LIBRI, a cura di Marco Trovato

 

Lo sguardo oltre le mille colline

di Ivana Trevisani

Molto è stato scritto sul genocidio del Ruanda, un fiume d’inchiostro, sovrapposto al fiume di sangue che ha attraversato le vite di un intero popolo. L’autrice, una psicologa impegnata a curare le ferite profonde provocate dalle guerre, racconta un altro Ruanda, un paese sconosciuto dove migliaia di persone hanno saputo dare prova di coraggio e umanità anche nei momenti più bui della guerra civile. A distanza di dieci anni da quei tragici eventi, fa bene all’anima leggere le testimonianze di donne e uomini normali che hanno scelto la vita e l’amore, in un momento di pazzia collettiva. Consigliato. 
Baldini Castoldi Dalai 2004, 
215 pp. 13,20 euro

Piccolo dizionario critico della globalizzazione

di Ignacio Ramonet, Ramon Chao e Wozniak

Due noti esponenti del movimento contro il neoliberismo spiegano, lettera per lettera, in ordine alfabetico, tutto ciò che occorre sapere in tema di “no global” e “new global”: si parte dalla A di acqua e ambiente e si arriva alla Z di zapatismo, passando per la C di Commercio equo, la K di Kyoto e la P di pacifismo. Proprio come in un dizionario, i concetti, le istituzioni e i personaggi citati vengono illustrati definendone il significato e l’origine così da offrire gli strumenti fondamentali per orientarsi in una realtà estremamente varia e complessa.
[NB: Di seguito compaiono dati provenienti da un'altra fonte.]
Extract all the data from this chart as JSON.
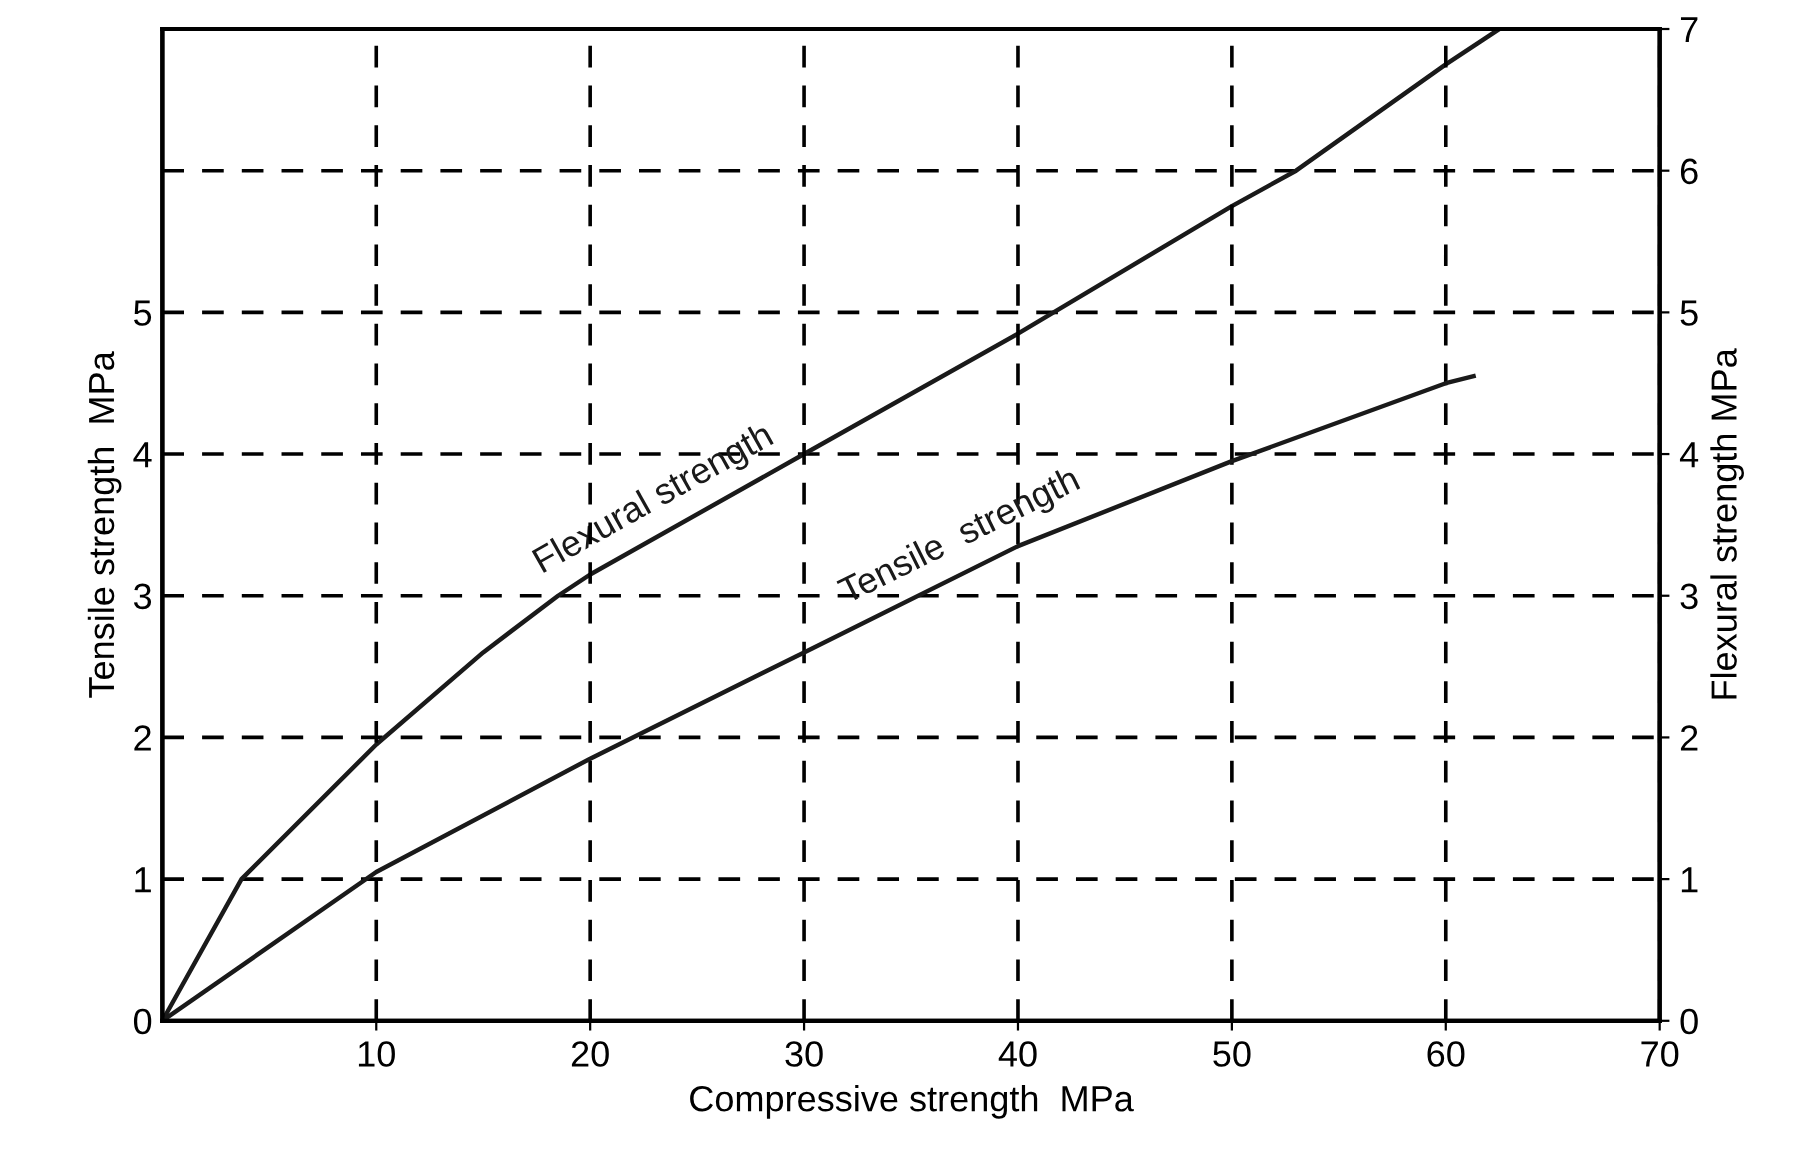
{
  "chart_data": {
    "type": "line",
    "xlabel": "Compressive strength  MPa",
    "ylabel": "Tensile strength  MPa",
    "y2label": "Flexural strength MPa",
    "series": [
      {
        "name": "Flexural strength",
        "color": "#1a1a1a",
        "axis": "y2",
        "x": [
          0,
          3.7,
          10,
          15,
          18.5,
          20,
          30,
          40,
          50,
          53,
          60,
          62.5
        ],
        "values": [
          0,
          1,
          1.95,
          2.6,
          3,
          3.15,
          4.0,
          4.85,
          5.75,
          6,
          6.75,
          7
        ]
      },
      {
        "name": "Tensile  strength",
        "color": "#1a1a1a",
        "x": [
          0,
          10,
          20,
          30,
          40,
          50,
          60,
          61.3
        ],
        "values": [
          0,
          1.05,
          1.85,
          2.6,
          3.35,
          3.95,
          4.5,
          4.55
        ]
      }
    ],
    "xlim": [
      0,
      70
    ],
    "xticks": [
      10,
      20,
      30,
      40,
      50,
      60,
      70
    ],
    "ylim": [
      0,
      7
    ],
    "yticks": [
      0,
      1,
      2,
      3,
      4,
      5
    ],
    "y2lim": [
      0,
      7
    ],
    "y2ticks": [
      0,
      1,
      2,
      3,
      4,
      5,
      6,
      7
    ],
    "grid": true,
    "line_style": "solid",
    "legend": false
  }
}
Ma, a differenza di un dizionario, l’argomentazione non è né equidistante né disimpegnata. Un racconto efficace, che pungenti vignette di Wonzniak rendono ancor più godibile. 
Sperling & Kupfer 2004, 
433 pp. 16,00 euro

L’Islam è compatibile con la democrazia ?

di Renzo Guolo

E’ dall’11 settembre 2001 che la domanda se l’Islam e la democrazia siano compatibili è diventata di senso comune in Occidente. E’ da quel momento che la risposta assume un’importanza capitale. Attorno a questo quesito si snodano le riflessioni dell’autore, docente universitario e studioso dei fondamentalisti contemporanei, prodighe di stimoli e analisi mai scontate. 
Editori Laterza 2004, 147 pp. 9,00 euro


 Milano/Kafue

di Antonio Colombo

Dodici anni di vita missionaria nel cuore dello Zambia: è l’esperienza raccontata da un sacerdote ambrosiano catapultato nella miserie e nelle ricchezze del continente africano. Un diario personale e al tempo stesso divulgativo, in grado di trasmettere gioie e frustrazioni di una scelta impegnativa. 
Edizioni Longe Prospicio Milano 2002, 382 pp. 

Sahara Occidentale

di Luciano Ardesi
foto di Nobuko Mizujiri

Anche una piccola casa editrice come la EMI sa sfornare volumi di grande formato e di grande impatto visivo… con risultati pregevoli. Le immagini in bianco e nero sono di una fotografa giapponese, da anni votata alla causa del popolo saharawi. I testi sono curati dal segretario nazionale della Lega per i diritti dei popoli, uno dei massimi esperti della vicenda del Sahara occidentale. Manca un po’ di equilibrio nei giudizi: si sostengono – sempre e comunque - le istanze dei saharawi stigmatizzando o ignorando le ragioni marocchine… Ma è una scelta comprensibile, vista la sproporzione delle forze contrapposte. 
EMI 2004, 127 pp. www.emi.it 

Sentieri di sabbia
di
Camodeca, Toscano, Beltramo

 

La saggezza e la semplicità dei nomadi del deserto raccontata attraverso gli occhi di un piccolo tuareg, un bambino di nove anni, che nel Sahara scoprirà il significato profondo dell’amicizia.

Una storia deliziosa, arricchita con foto e disegni colorati, da consigliare ai giovani lettori di Africa.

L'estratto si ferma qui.